Через 22 мили у начала рельсового пути сменили лошадей. На этой станции люди живут в холщовых хижинах-балаганах (шатрах). Рельсовый путь показался мне шире, но, судя по дальнейшему, это, по-видимому, ошибочно. Остальные 10 миль были особенно тряски, и я был очень рад, когда мы в 6 часов вечера добрались до Новинжи. Как эта, так и ближайшие железнодорожные станции очень примитивны, построены большей частью из гофрированного железа и оставляют впечатление временных. Мы поужинали в Новинжи и в 7 часов 15 минут тронулись в путь.
Было уже темно. Я ехал в вагоне III (последнего) класса со всеми удобствами. Отделение для курящих было снабжено, между прочим, местами для зонтиков и плавательными отверстиями. До шестого часа утра я проспал вытянувшись, но за отсутствием покрывала сильно промерз, так как вагон не обогревался. Насколько помнится, дорога шла тем же редким лесом с участками ежовой травы. Лес этот - родина маленького кенгуру, не поддающегося приручению (сообщение одного из попутчиков), а равно и самого крупного из австралийских - гигантских кенгуру.
Поезд стоял на станциях убийственно долго, на что обратили внимание даже мои спутники, здешние жители. Когда рассвело, то, выглянув в окно, я заметил, что местами лес был словно разрежен - его сменили участки без древесной и кустарниковой растительности.

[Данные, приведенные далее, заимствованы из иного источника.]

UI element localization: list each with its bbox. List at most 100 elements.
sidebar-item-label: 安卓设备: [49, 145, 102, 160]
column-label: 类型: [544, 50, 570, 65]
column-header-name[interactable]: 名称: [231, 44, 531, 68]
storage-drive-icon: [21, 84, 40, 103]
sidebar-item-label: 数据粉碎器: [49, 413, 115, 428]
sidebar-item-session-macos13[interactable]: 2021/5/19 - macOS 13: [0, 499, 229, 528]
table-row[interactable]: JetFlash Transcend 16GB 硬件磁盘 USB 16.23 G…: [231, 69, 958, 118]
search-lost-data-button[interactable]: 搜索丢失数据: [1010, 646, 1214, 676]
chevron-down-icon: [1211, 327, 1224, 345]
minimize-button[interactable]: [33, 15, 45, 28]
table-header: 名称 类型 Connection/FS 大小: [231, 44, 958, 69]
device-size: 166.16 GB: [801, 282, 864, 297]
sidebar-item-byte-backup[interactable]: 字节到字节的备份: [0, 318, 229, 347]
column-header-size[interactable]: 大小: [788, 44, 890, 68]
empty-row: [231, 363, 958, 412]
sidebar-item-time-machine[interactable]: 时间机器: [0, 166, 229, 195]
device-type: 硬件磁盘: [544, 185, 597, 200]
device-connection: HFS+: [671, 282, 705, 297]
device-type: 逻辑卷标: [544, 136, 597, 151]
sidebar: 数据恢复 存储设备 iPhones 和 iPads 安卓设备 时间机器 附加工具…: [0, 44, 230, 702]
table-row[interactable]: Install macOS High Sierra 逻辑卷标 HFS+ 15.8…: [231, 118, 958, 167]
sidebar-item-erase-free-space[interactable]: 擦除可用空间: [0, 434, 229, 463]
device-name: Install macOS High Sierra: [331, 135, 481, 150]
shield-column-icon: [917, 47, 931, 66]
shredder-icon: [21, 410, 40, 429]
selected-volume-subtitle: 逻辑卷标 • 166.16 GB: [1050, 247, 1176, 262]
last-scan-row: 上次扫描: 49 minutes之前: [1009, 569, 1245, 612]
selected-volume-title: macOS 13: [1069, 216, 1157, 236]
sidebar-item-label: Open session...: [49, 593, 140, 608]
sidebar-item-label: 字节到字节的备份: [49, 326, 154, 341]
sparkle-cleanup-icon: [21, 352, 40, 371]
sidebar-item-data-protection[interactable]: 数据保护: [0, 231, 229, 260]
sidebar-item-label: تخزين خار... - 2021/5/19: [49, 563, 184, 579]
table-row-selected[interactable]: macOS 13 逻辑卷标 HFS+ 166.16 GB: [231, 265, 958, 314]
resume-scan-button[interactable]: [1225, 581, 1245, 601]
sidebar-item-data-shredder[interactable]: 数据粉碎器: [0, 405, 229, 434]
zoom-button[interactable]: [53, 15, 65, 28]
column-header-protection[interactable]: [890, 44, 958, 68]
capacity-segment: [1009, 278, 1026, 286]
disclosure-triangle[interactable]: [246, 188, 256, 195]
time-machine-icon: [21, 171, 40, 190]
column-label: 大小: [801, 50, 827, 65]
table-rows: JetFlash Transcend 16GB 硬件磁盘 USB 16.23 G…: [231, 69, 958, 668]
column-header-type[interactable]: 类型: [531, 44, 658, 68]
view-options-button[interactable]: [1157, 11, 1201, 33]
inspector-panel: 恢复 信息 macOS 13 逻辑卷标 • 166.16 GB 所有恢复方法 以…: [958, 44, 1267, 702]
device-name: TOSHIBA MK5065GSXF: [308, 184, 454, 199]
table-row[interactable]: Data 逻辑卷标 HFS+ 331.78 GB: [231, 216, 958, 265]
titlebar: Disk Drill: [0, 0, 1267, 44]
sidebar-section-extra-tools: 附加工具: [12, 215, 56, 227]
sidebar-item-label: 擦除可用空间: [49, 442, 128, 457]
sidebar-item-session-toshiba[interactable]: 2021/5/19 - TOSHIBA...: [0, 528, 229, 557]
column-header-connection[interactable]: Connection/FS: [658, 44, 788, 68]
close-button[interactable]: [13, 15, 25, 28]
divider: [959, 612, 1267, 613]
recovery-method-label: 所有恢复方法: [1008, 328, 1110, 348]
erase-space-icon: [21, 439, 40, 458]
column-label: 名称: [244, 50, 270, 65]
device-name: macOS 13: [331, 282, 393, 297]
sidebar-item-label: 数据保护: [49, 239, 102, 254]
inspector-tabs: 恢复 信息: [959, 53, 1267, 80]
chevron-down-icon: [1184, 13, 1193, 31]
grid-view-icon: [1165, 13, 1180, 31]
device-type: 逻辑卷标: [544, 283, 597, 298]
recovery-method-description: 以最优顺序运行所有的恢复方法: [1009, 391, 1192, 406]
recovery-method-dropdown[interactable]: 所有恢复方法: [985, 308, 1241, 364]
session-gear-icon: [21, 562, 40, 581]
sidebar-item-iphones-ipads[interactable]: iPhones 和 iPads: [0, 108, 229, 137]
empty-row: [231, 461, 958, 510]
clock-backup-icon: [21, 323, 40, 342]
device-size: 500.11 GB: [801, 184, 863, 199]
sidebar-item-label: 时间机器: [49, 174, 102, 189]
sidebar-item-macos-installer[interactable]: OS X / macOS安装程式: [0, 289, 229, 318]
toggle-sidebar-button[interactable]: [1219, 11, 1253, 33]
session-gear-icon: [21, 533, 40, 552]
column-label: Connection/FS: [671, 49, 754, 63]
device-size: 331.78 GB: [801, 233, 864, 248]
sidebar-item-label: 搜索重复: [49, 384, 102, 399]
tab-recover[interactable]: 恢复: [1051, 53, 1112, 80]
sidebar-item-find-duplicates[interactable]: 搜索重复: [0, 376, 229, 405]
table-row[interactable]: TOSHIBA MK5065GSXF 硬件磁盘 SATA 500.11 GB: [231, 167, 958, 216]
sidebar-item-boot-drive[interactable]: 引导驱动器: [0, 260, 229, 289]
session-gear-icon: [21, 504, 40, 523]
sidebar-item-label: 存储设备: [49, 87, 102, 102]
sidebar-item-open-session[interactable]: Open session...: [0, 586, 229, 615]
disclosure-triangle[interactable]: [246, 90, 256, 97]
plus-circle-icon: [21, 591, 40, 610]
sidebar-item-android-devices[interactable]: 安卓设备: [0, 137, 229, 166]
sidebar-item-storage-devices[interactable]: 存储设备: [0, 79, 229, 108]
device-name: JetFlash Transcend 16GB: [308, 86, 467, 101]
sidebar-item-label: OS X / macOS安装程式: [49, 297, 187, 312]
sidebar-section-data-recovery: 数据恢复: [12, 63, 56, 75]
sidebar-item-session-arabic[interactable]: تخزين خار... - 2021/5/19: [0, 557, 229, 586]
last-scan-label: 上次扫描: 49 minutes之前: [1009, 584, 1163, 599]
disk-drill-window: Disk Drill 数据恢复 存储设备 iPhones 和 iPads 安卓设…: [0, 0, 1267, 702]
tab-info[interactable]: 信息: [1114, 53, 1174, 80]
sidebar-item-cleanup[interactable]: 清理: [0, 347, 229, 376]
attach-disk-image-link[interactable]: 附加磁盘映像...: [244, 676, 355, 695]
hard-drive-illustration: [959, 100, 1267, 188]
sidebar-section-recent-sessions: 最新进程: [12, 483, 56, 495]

В 6 часов утра я увидел первый паддок и воду дождевого происхождения. Поэтому между деревьями появилась настоящая трава. Паддоки иной раз превращались в настоящий луг. В 7 часов увидел настоящее дождевое озеро. В Сант-Арно пейзаж сильно оживился: поезд пошел по окультуренной территории с достатком воды. Появились водные крики. На паддоках паслись стада овец и коров. В 9 часов пришли на станцию Бэлиба. На одной из станций, кроме овечьего вагона, увидел низкие вагоны с сеткой для перевоза рыбы в воде. Поезд пошел как будто быстрее, но зато остановки стали чаще.
В половине одиннадцатого прибыли на пересадочную станцию - городок Мериборо. За этой станцией поля стали обширнее и на горизонте появились холмы, в область которых мы и въехали. Около станции Кампбэллс-крик встретили порожистый крик с быстро текущей водой. Благодаря холмистости местность довольно живописна. В половине второго прошли небольшой туннель. Встречные дороги уже походили на шоссе. Миновав горы, выехали на равнину с мелким лесом, словно запыленным. В долине крика снова любовались красивыми холмистыми видами. Через час мы уже были в Мельбурне, широко раскинувшемся по равнине.
Взял извозчика (вроде дилижанса) и прибыл в Виктория-кафе-палас. Я снял комнату на третьем этаже. В отеле около 400 комнат, не считая добавочных помещений (гостиные, курилки, два ресторана - семейный и нижний уличный - и др.).